The usually implicit argument of his critics is then that, if Stirner is an unrelenting egoist, he has to be proposing a philosophy of the ego, despite the lack of any textual evidence and despite the many protestations to the contrary he may make. Since Stirner actually never speaks about an “ego” using that particular word (the originally Latin “ego” is also used in German – just as in English, but it doesn’t appear once in Stirner’s text), the use of “ego” to describe Stirner’s position would seem to require at least some explanation. However, for any explanation of why Clark insists that Stirner is a philosopher of a generic ego, the reader will look in vain. It may then be argued that Stirner does speak of the ego by speaking of “I” and “the I” (translated from his use of the German “Ich” and “das Ich,” “dem Ich” or “des Ichs” throughout his text), assuming that one understands “ego” to always mean only “I,” as it originally did when introduced from the Latin into both English and German discourse. However, this would really be plausible only if Stirner were to speak extensively of “das Ich,” “dem Ich” and “des Ichs” in the presentation of his position, unless we are prepared to extend this sort of speculative, implicit argument to any and every philosopher or critic who has ever used the first person singular in her or his expositions. In fact, Stirner does refer to “das Ich” ( or “dem Ich” or “des Ichs”) a number of times in his text, however, when he does so he is most often saying “which I …” rather than “the I,” and in the few times Stirner actually does clearly use “das Ich” (or other similar constructions) to refer to “the I,” he is referring to it as a concept of the ego as abstraction toward which he is explicitly critical. Stirner goes to great lengths to make a very emphatic, consistent and clear distinction between “the I” (or ego) considered as a concept about which he is not speaking, and “der Einzige,” the nonconceptual actuality which is at the center of his critique. Stirner was well schooled in the Hegelian notion of determinate versus abstract concepts, and anyone who takes the time to actually read what he has written can see that Stirner is completely uninterested in the idea of an indeterminate, abstract “I” like that – as he mentions more than once – of the German philosopher Johann Gottleib Fichte.

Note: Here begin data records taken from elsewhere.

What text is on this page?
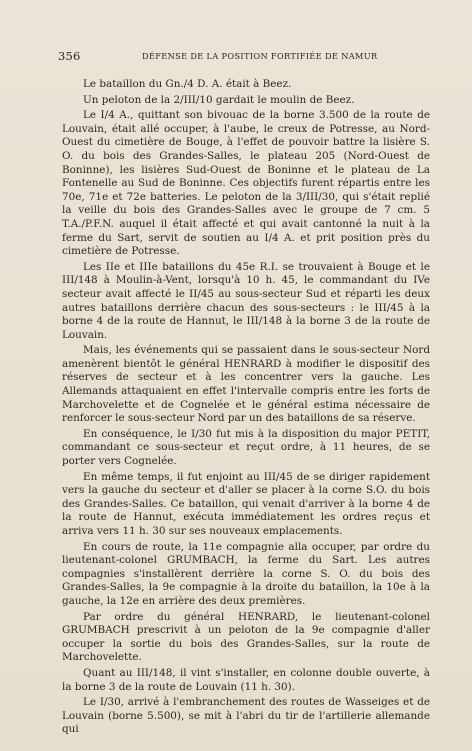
356	DÉFENSE DE LA POSITION FORTIFIÉE DE NAMUR

Le bataillon du Gn./4 D. A. était à Beez.

Un peloton de la 2/III/10 gardait le moulin de Beez.

Le I/4 A., quittant son bivouac de la borne 3.500 de la route de Louvain, était allé occuper, à l'aube, le creux de Potresse, au Nord-Ouest du cimetière de Bouge, à l'effet de pouvoir battre la lisière S. O. du bois des Grandes-Salles, le plateau 205 (Nord-Ouest de Boninne), les lisières Sud-Ouest de Boninne et le plateau de La Fontenelle au Sud de Boninne. Ces objectifs furent répartis entre les 70e, 71e et 72e batteries. Le peloton de la 3/III/30, qui s'était replié la veille du bois des Grandes-Salles avec le groupe de 7 cm. 5 T.A./P.F.N. auquel il était affecté et qui avait cantonné la nuit à la ferme du Sart, servit de soutien au I/4 A. et prit position près du cimetière de Potresse.

Les IIe et IIIe bataillons du 45e R.I. se trouvaient à Bouge et le III/148 à Moulin-à-Vent, lorsqu'à 10 h. 45, le commandant du IVe secteur avait affecté le II/45 au sous-secteur Sud et réparti les deux autres bataillons derrière chacun des sous-secteurs : le III/45 à la borne 4 de la route de Hannut, le III/148 à la borne 3 de la route de Louvain.

Mais, les événements qui se passaient dans le sous-secteur Nord amenèrent bientôt le général HENRARD à modifier le dispositif des réserves de secteur et à les concentrer vers la gauche. Les Allemands attaquaient en effet l'intervalle compris entre les forts de Marchovelette et de Cognelée et le général estima nécessaire de renforcer le sous-secteur Nord par un des bataillons de sa réserve.

En conséquence, le I/30 fut mis à la disposition du major PETIT, commandant ce sous-secteur et reçut ordre, à 11 heures, de se porter vers Cognelée.

En même temps, il fut enjoint au III/45 de se diriger rapidement vers la gauche du secteur et d'aller se placer à la corne S.O. du bois des Grandes-Salles. Ce bataillon, qui venait d'arriver à la borne 4 de la route de Hannut, exécuta immédiatement les ordres reçus et arriva vers 11 h. 30 sur ses nouveaux emplacements.

En cours de route, la 11e compagnie alla occuper, par ordre du lieutenant-colonel GRUMBACH, la ferme du Sart. Les autres compagnies s'installèrent derrière la corne S. O. du bois des Grandes-Salles, la 9e compagnie à la droite du bataillon, la 10e à la gauche, la 12e en arrière des deux premières.

Par ordre du général HENRARD, le lieutenant-colonel GRUMBACH prescrivit à un peloton de la 9e compagnie d'aller occuper la sortie du bois des Grandes-Salles, sur la route de Marchovelette.

Quant au III/148, il vint s'installer, en colonne double ouverte, à la borne 3 de la route de Louvain (11 h. 30).

Le I/30, arrivé à l'embranchement des routes de Wasseiges et de Louvain (borne 5.500), se mit à l'abri du tir de l'artillerie allemande qui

In addition, readers should all be made aware that the English-language title of the book is not in any way a faithful reflection of its original German title. The actual title is, of course, Der Einzige und sein Eigenthum, which is much more accurately translated into English as “The Unique One and Its Property.” No mention of an ego there. Whereas “der Einzige,” or “the unique one,” is the center of Stirner’s critique. Inevitable reader confusion can only be prevented by a conscientious description of this problem. Any serious, competent commentary on Stirner’s English-language translation would have to mention this prominently. Conversely, any commentary, like Clark’s, which doesn’t mention this perpetrates a false image of Stirner’s text and there can be no excuse for this. Even worse is the deliberate conflation of “the ego” with the “der Einzige,” which has been both the prevalent historical practice of Stirner’s critics, as well as Clark’s central ideological modus operandi. This would be equivalent to (for one very comparable example) an author of a major commentary on Heidegger referring to every mention of “Dasein” (one of his central concepts, literally translated as “being there”) in the original text of Sein und Zeit (Being and Time) as simply “the ego,” which would be made that much worse if a major English translation were produced which also occasionally substituted “the ego” for “Dasein,” at the same time that its publisher arbitrarily decided to change the title translation to “Ego and Time.” In the case of Heidegger these actions would justly be called either an incompetent or fraudulent mistranslation and misreading. In the case of Stirner it is no less so. From this day on I challenge John Clark or anyone else to attempt to honestly and rationally justify this conflation of der Einzige with “the ego” before uttering such nonsense ever again. It cannot be done. This fraudulent conflation must stop.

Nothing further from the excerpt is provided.